= D. W. Brown =

American actor, instructor and producer (born 1961)

David Wayne "D. W." Brown (born June 30, 1961) is the co-owner and head instructor at the Joanne Baron/D.W. Brown Studio in Santa Monica, California. He has acted in, directed, produced and written films. He also has acted on television. In theater, he has worked as an actor and a director.

==Writer, Director, Actor==
D.W. Brown first acted at the age of 15, in his hometown theater company in Tucson, Arizona, starring in "Desire Under The Elms". He moved to Los Angeles and first appeared as an actor on television as well as film in 1982, in The Facts of Life and Fast Times at Ridgemont High, respectively. He began to write and direct movies in 1996.

He worked with The Ensemble Studio Theater, developing plays for production and directing his own works as well as those of others. He directed "Fleas" and "Porno Stars At Home," which won awards for both of its leading ladies.

He has written and directed short films including "One Clean Move," starring Harry Hamlin and Gary Busey, which was honored at The Taos Film Festival and purchased by The Sundance Channel, and "The Need For Flowers" that received a "Best Actor" nomination at The Method Fest Film Festival. He co-produced and co-wrote the film "Perfume" (a Sundance Festival selection).

==Joanne Baron / D.W. Brown Acting Studio==
Brown discovered a profound appreciation of the Meisner Technique after extensive training and subsequently became an instructor. He has trained actors, writers, and directors for the past 20 years at The Joanne Baron/DW Brown Studio, of which he is co-owner with his wife of nearly 20 years, Joanne Baron.
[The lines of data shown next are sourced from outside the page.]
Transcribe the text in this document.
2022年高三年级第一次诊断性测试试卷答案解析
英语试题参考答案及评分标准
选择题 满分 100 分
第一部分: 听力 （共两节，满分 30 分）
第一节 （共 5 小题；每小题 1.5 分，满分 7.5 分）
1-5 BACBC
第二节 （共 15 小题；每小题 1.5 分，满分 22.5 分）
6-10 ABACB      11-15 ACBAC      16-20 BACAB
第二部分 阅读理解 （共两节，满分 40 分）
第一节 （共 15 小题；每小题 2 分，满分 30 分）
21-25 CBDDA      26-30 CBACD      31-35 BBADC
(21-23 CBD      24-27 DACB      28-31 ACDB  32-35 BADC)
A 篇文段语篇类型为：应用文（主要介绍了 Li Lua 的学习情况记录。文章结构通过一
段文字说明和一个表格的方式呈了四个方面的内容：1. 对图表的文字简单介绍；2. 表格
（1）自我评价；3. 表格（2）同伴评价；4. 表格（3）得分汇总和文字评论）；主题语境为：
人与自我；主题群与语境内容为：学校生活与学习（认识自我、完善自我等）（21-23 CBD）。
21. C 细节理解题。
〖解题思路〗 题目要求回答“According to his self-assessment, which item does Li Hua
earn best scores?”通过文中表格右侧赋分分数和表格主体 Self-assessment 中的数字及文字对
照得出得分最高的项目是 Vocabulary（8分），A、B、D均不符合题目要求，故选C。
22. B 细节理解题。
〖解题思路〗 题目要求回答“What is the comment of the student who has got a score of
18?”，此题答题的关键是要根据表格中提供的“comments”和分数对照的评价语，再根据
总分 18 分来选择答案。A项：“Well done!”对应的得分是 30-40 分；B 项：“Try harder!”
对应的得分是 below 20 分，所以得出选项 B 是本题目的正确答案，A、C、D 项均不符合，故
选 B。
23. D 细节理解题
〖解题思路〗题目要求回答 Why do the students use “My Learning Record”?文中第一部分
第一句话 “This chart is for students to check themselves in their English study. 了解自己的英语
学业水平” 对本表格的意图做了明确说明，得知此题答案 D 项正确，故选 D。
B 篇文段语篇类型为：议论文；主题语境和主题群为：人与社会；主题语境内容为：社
His former students include Leslie Mann and Robin Wright.

==Filmography==

- The Facts of Life episode: Jo's Cousin (1982) Bud Largo
- Fast Times at Ridgemont High (1982) Ron Johnson
- Weekend Pass (1984) Paul Fricker
- Mischief (1985) Kenny
- The Twilight Zone episode: Quarantine (1986) John
- One Clean Move (1996) Buck; director; writer
- Allie & Me (1997) co-executive producer
- Perfume (2001) Morton
- The Haunting in Connecticut (2009) Dr. Brooks
- On the Inside (originally titled In Northwood) (2011) Bearded Man; director; writer
==Publications==
- "You Can Act – A Complete Guide for Actors" 2009.